FATAL PORTRAIT – An Elusive Instinct For Lascivia – Redvx (2025)

  

Band: FATAL PORTRAIT
Album: An Elusive Instinct For Lascivia – Redvx
Genre: Black Metal
Label: Black Lion Records

Trackliste:
01. Invocatio
02. Five Dimmensions of Pleasure
03. Drowned in Your Eyes
04. Where My Eagerness Dies
05. Cantabria Under Siege
06. The Mirror’s Miracle
07. Rapture Among the Idols
08. Winter and My Cries
09. Angus Dei
10. Fog of Madness

Wie der Titel schon vermuten lässt, ist An Elusive Instinct For Lascivia – Redvx eine Neuaufnahme des bereits 2001 erstmals erschienenen Albums der spanischen Black Metal-Formation von FATAL PORTRAIT. Neue Arrangements, zeitgemäße Produktion und ein frisches visuelles Gewand sollen das ursprüngliche Werk nicht ersetzen, sondern dessen ursprüngliche Vision so präsentieren, wie sie heute verstanden werden möchte. Veröffentlicht über Black Lion Records, bewegt sich das Album bewusst zwischen nostalgischer Rückschau und selbstbewusster Wiedergeburt, nach fast 20 Jahren ohne Veröffentlichung.

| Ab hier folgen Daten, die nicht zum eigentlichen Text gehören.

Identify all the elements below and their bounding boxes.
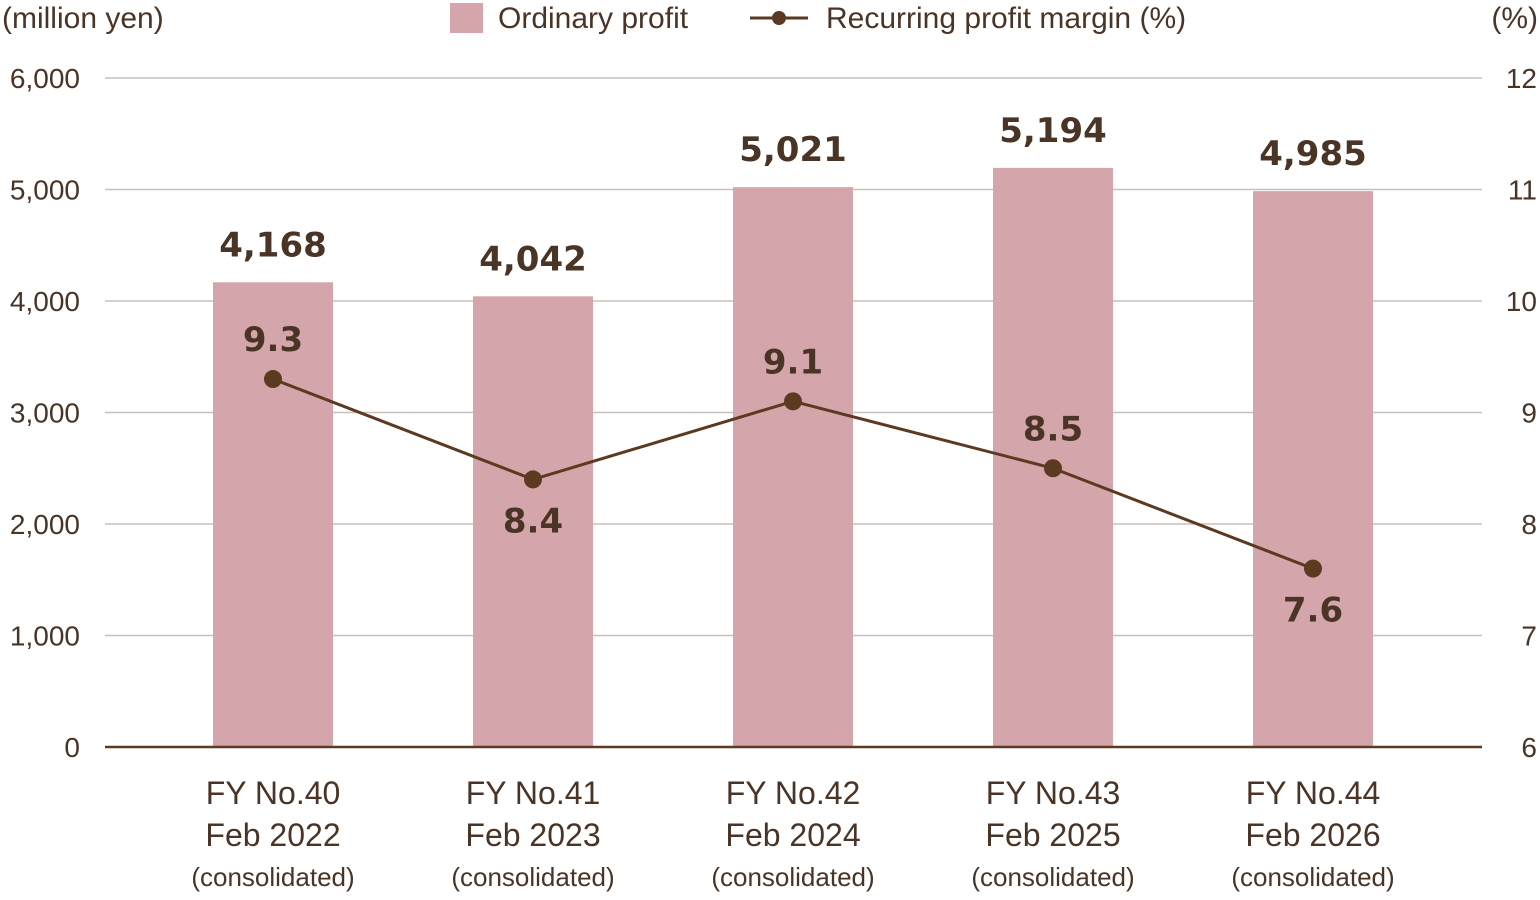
right-tick-label: 10 (1506, 286, 1537, 317)
margin-point (1304, 559, 1322, 578)
left-tick-label: 2,000 (10, 509, 80, 540)
category-label-line1: FY No.42 (726, 775, 861, 811)
category-label-line1: FY No.41 (466, 775, 601, 811)
margin-point (1044, 459, 1062, 478)
category-label-line3: (consolidated) (191, 862, 354, 892)
margin-value-label: 8.5 (1023, 409, 1083, 449)
category-label-line3: (consolidated) (1231, 862, 1394, 892)
left-tick-label: 6,000 (10, 63, 80, 94)
left-axis-ticks: 0 1,000 2,000 3,000 4,000 5,000 6,000 (10, 63, 80, 763)
right-tick-label: 11 (1508, 175, 1537, 206)
bar-value-label: 4,042 (479, 239, 587, 279)
bars (213, 167, 1373, 748)
margin-value-label: 9.1 (763, 342, 823, 382)
legend-line-marker (772, 11, 786, 25)
category-label-line2: Feb 2022 (205, 817, 340, 853)
bar-value-label: 5,194 (999, 111, 1107, 151)
legend-bar-label: Ordinary profit (498, 2, 689, 35)
category-label-line1: FY No.44 (1246, 775, 1381, 811)
right-tick-label: 12 (1506, 63, 1537, 94)
category-label-line1: FY No.40 (206, 775, 341, 811)
left-axis-unit: (million yen) (2, 2, 164, 35)
bar-value-label: 4,168 (219, 225, 327, 265)
margin-point (784, 392, 802, 411)
right-axis-ticks: 6 7 8 9 10 11 12 (1506, 63, 1537, 763)
margin-value-label: 9.3 (243, 320, 303, 360)
category-label-line2: Feb 2026 (1245, 817, 1380, 853)
left-tick-label: 4,000 (10, 286, 80, 317)
margin-value-label: 7.6 (1283, 591, 1343, 631)
right-tick-label: 6 (1521, 732, 1537, 763)
bar-value-label: 5,021 (739, 130, 847, 170)
bar-value-labels: 4,168 4,042 5,021 5,194 4,985 (219, 111, 1367, 279)
right-tick-label: 9 (1521, 398, 1537, 429)
margin-point (524, 470, 542, 489)
bar (213, 282, 333, 747)
category-label-line3: (consolidated) (451, 862, 614, 892)
category-label-line3: (consolidated) (971, 862, 1134, 892)
left-tick-label: 3,000 (10, 398, 80, 429)
category-label-line2: Feb 2024 (725, 817, 860, 853)
right-axis-unit: (%) (1491, 2, 1538, 35)
category-label-line2: Feb 2023 (465, 817, 600, 853)
right-tick-label: 7 (1521, 621, 1537, 652)
margin-value-label: 8.4 (503, 501, 563, 541)
right-tick-label: 8 (1521, 509, 1537, 540)
bar (733, 187, 853, 747)
left-tick-label: 0 (64, 732, 80, 763)
legend-line-label: Recurring profit margin (%) (826, 2, 1186, 35)
bar (1253, 191, 1373, 748)
legend: Ordinary profit Recurring profit margin … (450, 2, 1186, 35)
left-tick-label: 5,000 (10, 175, 80, 206)
category-label-line3: (consolidated) (711, 862, 874, 892)
legend-bar-swatch (450, 3, 483, 33)
category-label-line1: FY No.43 (986, 775, 1121, 811)
left-tick-label: 1,000 (10, 621, 80, 652)
bar-value-label: 4,985 (1259, 134, 1367, 174)
bar (473, 296, 593, 747)
category-label-line2: Feb 2025 (985, 817, 1120, 853)
margin-line-series: 9.3 8.4 9.1 8.5 7.6 (243, 320, 1343, 631)
margin-point (264, 370, 282, 389)
category-labels: FY No.40 Feb 2022 (consolidated) FY No.41 Fe… (191, 775, 1394, 892)
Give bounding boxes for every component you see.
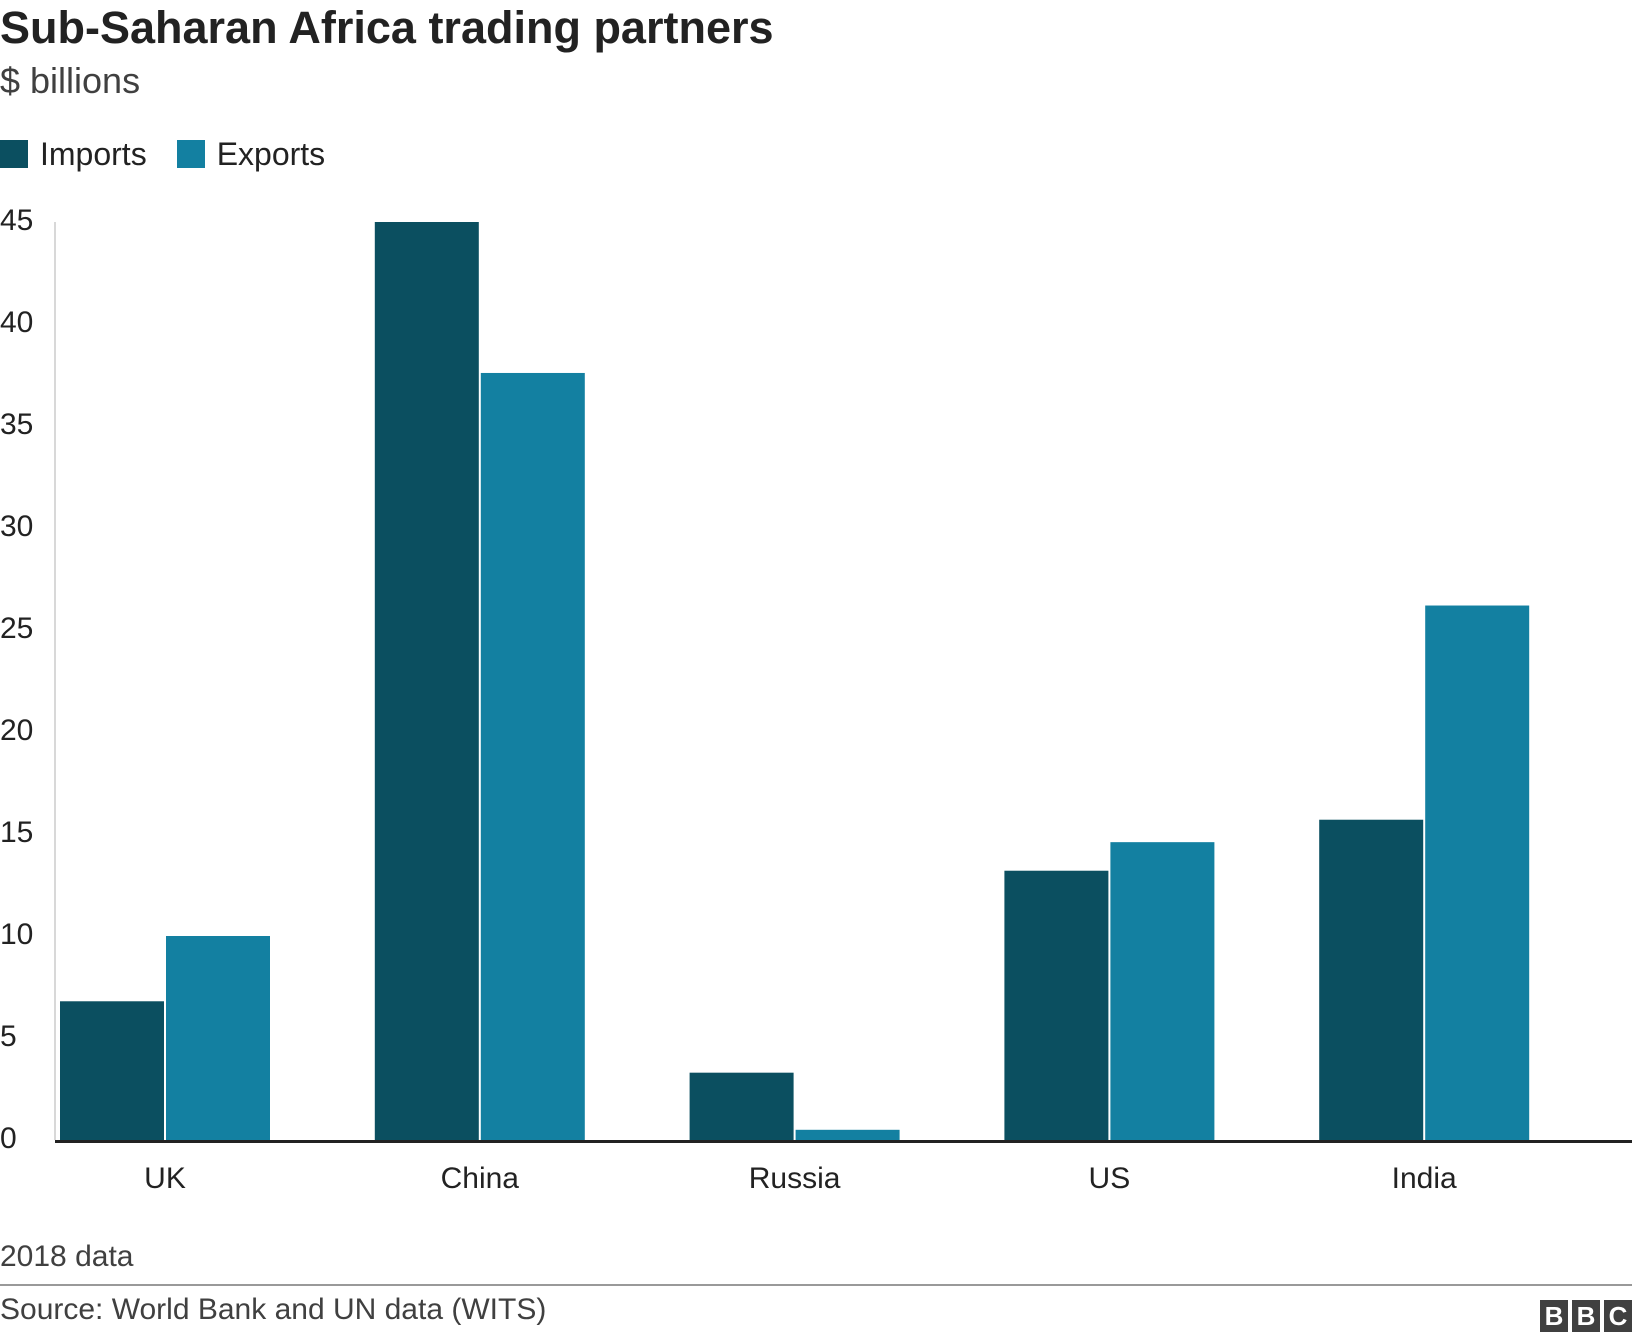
y-tick-label: 45 (0, 204, 33, 237)
logo-letter: C (1604, 1300, 1632, 1332)
y-tick-label: 35 (0, 408, 33, 441)
y-tick-label: 15 (0, 816, 33, 849)
bar-chart: 0 5 10 15 20 25 30 35 40 45 UK China Russia US India (0, 204, 1632, 1195)
chart-note: 2018 data (0, 1240, 134, 1273)
bar-imports-china (374, 222, 479, 1140)
bar-imports-india (1319, 819, 1424, 1140)
y-tick-label: 0 (0, 1122, 17, 1155)
y-tick-label: 40 (0, 306, 33, 339)
y-tick-label: 30 (0, 510, 33, 543)
bar-imports-uk (60, 1001, 164, 1140)
bar-imports-us (1004, 870, 1109, 1140)
y-tick-label: 5 (0, 1020, 17, 1053)
bar-imports-russia (689, 1072, 794, 1140)
x-tick-label: Russia (749, 1162, 841, 1195)
y-tick-label: 25 (0, 612, 33, 645)
footer-divider (0, 1284, 1632, 1286)
x-tick-label: India (1392, 1162, 1457, 1195)
legend-label-imports: Imports (40, 135, 147, 172)
x-tick-label: US (1089, 1162, 1131, 1195)
logo-letter: B (1540, 1300, 1568, 1332)
legend-item-imports: Imports (0, 136, 147, 173)
bar-exports-india (1425, 605, 1530, 1140)
bbc-logo: B B C (1536, 1300, 1632, 1332)
source-text: Source: World Bank and UN data (WITS) (0, 1293, 547, 1326)
chart-title: Sub-Saharan Africa trading partners (0, 2, 774, 53)
logo-letter: B (1572, 1300, 1600, 1332)
bar-exports-china (480, 372, 585, 1140)
y-tick-label: 10 (0, 918, 33, 951)
chart-subtitle: $ billions (0, 60, 141, 101)
legend-swatch-exports (176, 140, 205, 168)
legend-swatch-imports (0, 140, 28, 168)
bar-exports-us (1110, 842, 1215, 1140)
legend-label-exports: Exports (216, 135, 326, 172)
y-tick-label: 20 (0, 714, 33, 747)
bar-exports-uk (166, 936, 270, 1140)
legend: Imports Exports (0, 134, 355, 174)
x-tick-label: UK (144, 1162, 186, 1195)
x-tick-label: China (441, 1162, 520, 1195)
bar-exports-russia (795, 1129, 900, 1140)
legend-item-exports: Exports (176, 135, 326, 173)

Freilich: der Rückgriff auf altes Material ist kein mutiger Neubeginn, kann aber vielleicht eine liebevolle Würdigung des eigenen Schaffens sein und wohlige Nostalgie erzeugen. Dazu müssen die Qualitäten herausgearbeitet werden, aber wohl auch ein Quäntchen Neues jene Frische verleihen, die eine Neuaufnahme rechtfertigt. Im episch-symphonisch angelegten Black Metal der frühen 2000-er Jahre in dessen Tradition die Spanier wirken, dreht sich vieles um cineastisches Erzählen und mächtige Atmosphäre. Wie gelingt das in der Neuaufnahme?
Die Atmosphäre lebt von frostigen Gitarren, weit ausgreifenden Keyboardflächen und Songstrukturen, die versuchen die Hörerin mit ihrem Spannungsbogen zu fesseln und melodische Eleganz mit schwarzer Romantik zu verbinden. Rasende Tremolo-Passagen und Blastbeats wechseln mit getragenen Zwischenspielen, akustischen Einschüben und dramatischen Synthieflächen. Die Gitarren arbeiten häufig parallel in melodischen Linien, während die Keyboards harmonisch tragende Funktionen übernehmen. Dadurch entsteht ein Klangkörper mit orchestraler Anmutung, der an manchen Stellen, die eigentliche Black-Metal-Stilistik in den Hintergrund drängt. Auffällig ist die rhythmische Charakteristik: Tempowechsel wirken organisch, Übergänge geschmeidig und die langen Kompositionen vermeiden trotz ihrer Spielzeit – mehrere Songs überschreiten die 6-Minuten deutlich – jede Form von Stillstand.
Erwartungsgemäß zeigt sich in der Neuaufnahme ein weitgehend moderner, warmer und transparenter Klang, so erhalten die Instrumente Raum, trotzdem fehlt Tiefe und bleibt der Sound flach, gerade die orchestrale Anmutung braucht mehr Volumen. Die harschen Vocals behalten ihre Schärfe, werden jedoch von flächigen Synthie-Chören ergänzt. Letztere werden aber bald aufdringlich und nervig.
Selbstverständlich steht Innovation bei einer Neuaufnahme nicht im Vordergrund, wichtiger sind Atmosphäre, sauberes Handwerk und stilistische Authentizität. FATAL PORTRAIT versuchen nicht, das Genre neu zu definieren, sondern erinnern daran, weshalb diese Klangästhetik einst so manchen faszinierte. Wer’s mag.

Fazit:
An Elusive Instinct For Lascivia – Redvx ist eine Erinnerung, eine Neuerzählung mit neuer Klangqualität. Die Mischung aus epischer Melodik, cineastischer Atmosphäre und solider Kompositionsarbeit spricht jene an, die den Geist der späten 1990-er und frühen 2000-er schätzen. Wer dem wenig abgewinnen kann, hat keinen Grund dieses Album zu hören, wer nach Innovation sucht, wird hier nicht fündig.